Das Grabmal Julius II., ein ziemlich baroker Wandbau, macht einen unerfreulichen Eindruck. Die Statuen stehen zwischen zwei sich übereinander erhebenden Reihen von Pfeilern. Die vier in der oberen aufgestellten: ein Prophet und eine Sibylle (von Rafaello da Montelupo), die auf einem Sarkophag liegende Bildsäule des Papstes (von Maso dal Bosco) und die hinter derselben in einer Nische stehende Statue der heil. Jungfrau mit dem Kinde (von Scherano da Settignano) sind nach Michelangelos Modellen ausgeführt. In der Mitte der unteren Reihe sitzt die kolossale Statue des Moses, der in dem Moment aufgefasst scheint, wo er die Verehrung des goldenen Kalbes erblickt und aufspringen will. Diese mächtige Gestalt mit dem strengen Charakter des Kopfes, der niederschmetternden Gewalt des Ausdrucks, ihren nackten Armen, dem bis zum Nabel niederwallenden Barte, gewährt den Anblick eines über die gewöhnliche Menschheit erhabenen Wesens, entsprechend jenem großen Führer des auserwählten Volk Gottes, dem Gott nicht in der Gestalt der Liebe, sondern im feurigen Busche, mit der Strenge seiner Gesetze erschien. Das Antlitz ist von hoher Schönheit und alle nackten Körperteile sind ihrer riesigen Bildung und Bewegung gemäß charakteristisch belebt. Das Gewand hat einen schönen Wurf und die Behandlung, besonders des Barts, dem die alte Kunst nichts Ähnliches an die Seite stellen kann, ist bewundernswürdig. Doch ist ein gewisses Haschen nach Effekt darin nicht zu verkennen. Zu beiden Seiten des Moses stehen Lea und Rahel, nach der von Dante angewandten Allegorie in der Bedeutung des tätigen und beschaulichen Lebens.
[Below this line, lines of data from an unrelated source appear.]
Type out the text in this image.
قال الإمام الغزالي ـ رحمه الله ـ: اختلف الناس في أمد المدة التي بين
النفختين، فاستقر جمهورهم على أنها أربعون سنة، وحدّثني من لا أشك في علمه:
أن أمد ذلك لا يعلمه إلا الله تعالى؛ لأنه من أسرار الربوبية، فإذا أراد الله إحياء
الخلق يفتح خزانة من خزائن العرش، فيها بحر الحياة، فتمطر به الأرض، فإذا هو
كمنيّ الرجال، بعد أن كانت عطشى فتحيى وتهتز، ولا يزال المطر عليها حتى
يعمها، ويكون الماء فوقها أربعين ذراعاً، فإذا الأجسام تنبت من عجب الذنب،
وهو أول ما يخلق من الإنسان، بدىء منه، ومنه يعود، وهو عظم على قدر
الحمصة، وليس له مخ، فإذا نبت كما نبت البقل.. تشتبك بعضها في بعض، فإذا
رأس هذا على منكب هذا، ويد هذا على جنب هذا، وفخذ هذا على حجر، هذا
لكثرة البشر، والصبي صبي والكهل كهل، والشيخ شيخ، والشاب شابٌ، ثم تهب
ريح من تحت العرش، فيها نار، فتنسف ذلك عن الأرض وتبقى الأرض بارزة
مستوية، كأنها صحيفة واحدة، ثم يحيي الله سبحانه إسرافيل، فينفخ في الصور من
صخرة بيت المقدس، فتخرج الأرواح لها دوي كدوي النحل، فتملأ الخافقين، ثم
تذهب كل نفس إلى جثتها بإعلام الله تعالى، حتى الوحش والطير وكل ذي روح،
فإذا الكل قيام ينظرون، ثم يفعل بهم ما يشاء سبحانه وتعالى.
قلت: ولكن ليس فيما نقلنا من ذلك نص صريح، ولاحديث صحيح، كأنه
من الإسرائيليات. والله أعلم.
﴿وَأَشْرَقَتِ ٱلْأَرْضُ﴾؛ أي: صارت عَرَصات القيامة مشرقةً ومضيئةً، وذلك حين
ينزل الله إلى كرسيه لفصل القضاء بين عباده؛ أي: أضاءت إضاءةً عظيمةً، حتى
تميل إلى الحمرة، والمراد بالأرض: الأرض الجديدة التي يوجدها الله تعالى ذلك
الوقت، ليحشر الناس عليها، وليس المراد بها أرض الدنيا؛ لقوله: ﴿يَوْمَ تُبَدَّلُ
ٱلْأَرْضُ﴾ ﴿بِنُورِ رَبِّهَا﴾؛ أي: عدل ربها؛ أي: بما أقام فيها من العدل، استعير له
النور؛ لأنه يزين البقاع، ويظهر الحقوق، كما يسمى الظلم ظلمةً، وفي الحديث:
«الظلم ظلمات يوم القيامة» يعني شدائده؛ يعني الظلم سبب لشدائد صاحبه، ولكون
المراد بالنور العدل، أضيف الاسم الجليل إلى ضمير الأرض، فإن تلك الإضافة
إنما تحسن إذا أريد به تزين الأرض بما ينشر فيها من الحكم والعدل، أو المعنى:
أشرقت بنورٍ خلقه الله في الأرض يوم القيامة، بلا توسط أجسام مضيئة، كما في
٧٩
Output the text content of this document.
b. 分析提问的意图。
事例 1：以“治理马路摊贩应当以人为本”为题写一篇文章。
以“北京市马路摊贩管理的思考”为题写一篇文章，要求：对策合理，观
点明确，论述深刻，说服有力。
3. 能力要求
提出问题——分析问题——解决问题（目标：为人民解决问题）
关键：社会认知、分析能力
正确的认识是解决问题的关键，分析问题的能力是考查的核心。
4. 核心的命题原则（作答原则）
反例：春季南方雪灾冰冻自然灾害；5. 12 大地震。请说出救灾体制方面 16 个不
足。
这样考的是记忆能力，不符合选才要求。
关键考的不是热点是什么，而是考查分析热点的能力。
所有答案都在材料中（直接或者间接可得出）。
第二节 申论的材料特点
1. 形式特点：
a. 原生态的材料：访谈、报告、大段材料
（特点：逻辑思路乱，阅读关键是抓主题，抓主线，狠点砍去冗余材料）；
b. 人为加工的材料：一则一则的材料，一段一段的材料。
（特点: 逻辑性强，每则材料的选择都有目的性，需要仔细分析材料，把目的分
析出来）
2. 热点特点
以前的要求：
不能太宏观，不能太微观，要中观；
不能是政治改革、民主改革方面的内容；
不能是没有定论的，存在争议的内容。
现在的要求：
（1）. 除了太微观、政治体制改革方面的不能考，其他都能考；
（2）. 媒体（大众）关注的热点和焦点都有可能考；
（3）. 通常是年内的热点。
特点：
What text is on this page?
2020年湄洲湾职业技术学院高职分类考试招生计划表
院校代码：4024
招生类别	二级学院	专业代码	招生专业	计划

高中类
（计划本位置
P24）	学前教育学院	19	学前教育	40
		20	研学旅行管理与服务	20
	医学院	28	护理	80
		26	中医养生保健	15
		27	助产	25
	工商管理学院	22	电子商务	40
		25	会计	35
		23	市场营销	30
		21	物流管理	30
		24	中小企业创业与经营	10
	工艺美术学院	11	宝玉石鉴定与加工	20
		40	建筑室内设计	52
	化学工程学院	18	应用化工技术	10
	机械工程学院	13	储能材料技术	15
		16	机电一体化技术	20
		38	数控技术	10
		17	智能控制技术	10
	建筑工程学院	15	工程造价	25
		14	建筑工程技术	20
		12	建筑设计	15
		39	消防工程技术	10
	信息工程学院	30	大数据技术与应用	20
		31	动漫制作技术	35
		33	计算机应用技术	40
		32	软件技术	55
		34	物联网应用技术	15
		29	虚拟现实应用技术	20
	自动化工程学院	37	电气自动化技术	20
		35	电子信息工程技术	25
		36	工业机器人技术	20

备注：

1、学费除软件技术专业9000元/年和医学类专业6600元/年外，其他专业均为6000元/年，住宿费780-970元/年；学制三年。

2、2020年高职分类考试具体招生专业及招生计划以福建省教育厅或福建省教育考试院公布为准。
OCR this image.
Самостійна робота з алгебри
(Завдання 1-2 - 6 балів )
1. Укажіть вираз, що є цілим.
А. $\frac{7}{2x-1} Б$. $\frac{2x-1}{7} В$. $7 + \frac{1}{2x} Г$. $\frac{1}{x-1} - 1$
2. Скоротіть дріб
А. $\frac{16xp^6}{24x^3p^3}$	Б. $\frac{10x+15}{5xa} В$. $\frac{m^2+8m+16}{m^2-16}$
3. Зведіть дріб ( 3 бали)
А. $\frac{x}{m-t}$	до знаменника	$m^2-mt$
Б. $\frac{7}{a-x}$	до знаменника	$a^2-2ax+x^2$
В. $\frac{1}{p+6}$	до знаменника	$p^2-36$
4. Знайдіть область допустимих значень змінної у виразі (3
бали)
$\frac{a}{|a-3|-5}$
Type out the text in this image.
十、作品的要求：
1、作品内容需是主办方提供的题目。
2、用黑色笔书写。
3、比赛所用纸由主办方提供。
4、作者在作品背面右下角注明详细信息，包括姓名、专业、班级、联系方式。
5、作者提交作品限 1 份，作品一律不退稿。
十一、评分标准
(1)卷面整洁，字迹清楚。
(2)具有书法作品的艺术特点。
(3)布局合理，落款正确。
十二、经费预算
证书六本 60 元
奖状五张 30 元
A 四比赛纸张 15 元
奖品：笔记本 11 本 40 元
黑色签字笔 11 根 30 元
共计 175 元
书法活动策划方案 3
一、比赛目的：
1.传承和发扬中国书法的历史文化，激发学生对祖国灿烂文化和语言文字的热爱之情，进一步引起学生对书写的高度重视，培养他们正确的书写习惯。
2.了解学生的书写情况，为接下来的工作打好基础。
Nach Beendigung der Gemälde in den beiden Kapellen des Vatikans führte Michelangelo, da er nicht mehr malen, sein Geist aber nicht untätig bleiben konnte, eine Kreuzabnahme in vier über lebensgroßen Figuren aus, die aber unvollendet blieb und ein ziemlich unerquickliches Werk genannt werden muss (gegenw. hinter dem Hauptaltar im Dome zu Florenz). In diese Zeit dürfte übrigens auch das vortreffliche Bildnis Paul III. fallen, das, aufs Vollendetste in Marmor ausgeführt, im königl. Museum zu Neapel aufbewahrt wird. Endlieh sorgte Michelangelo eigenhändig für sein Grabdenkmal, für welches er wohl jene Pietà, welche jetzt in dem Hof des Palastes Rodanini zu Rom steht, begonnen haben mag, die ihm in der Folgezeit wiederum übertragenen großartigen Unternehmungen hinderten ihn aber an dessen Vollendung.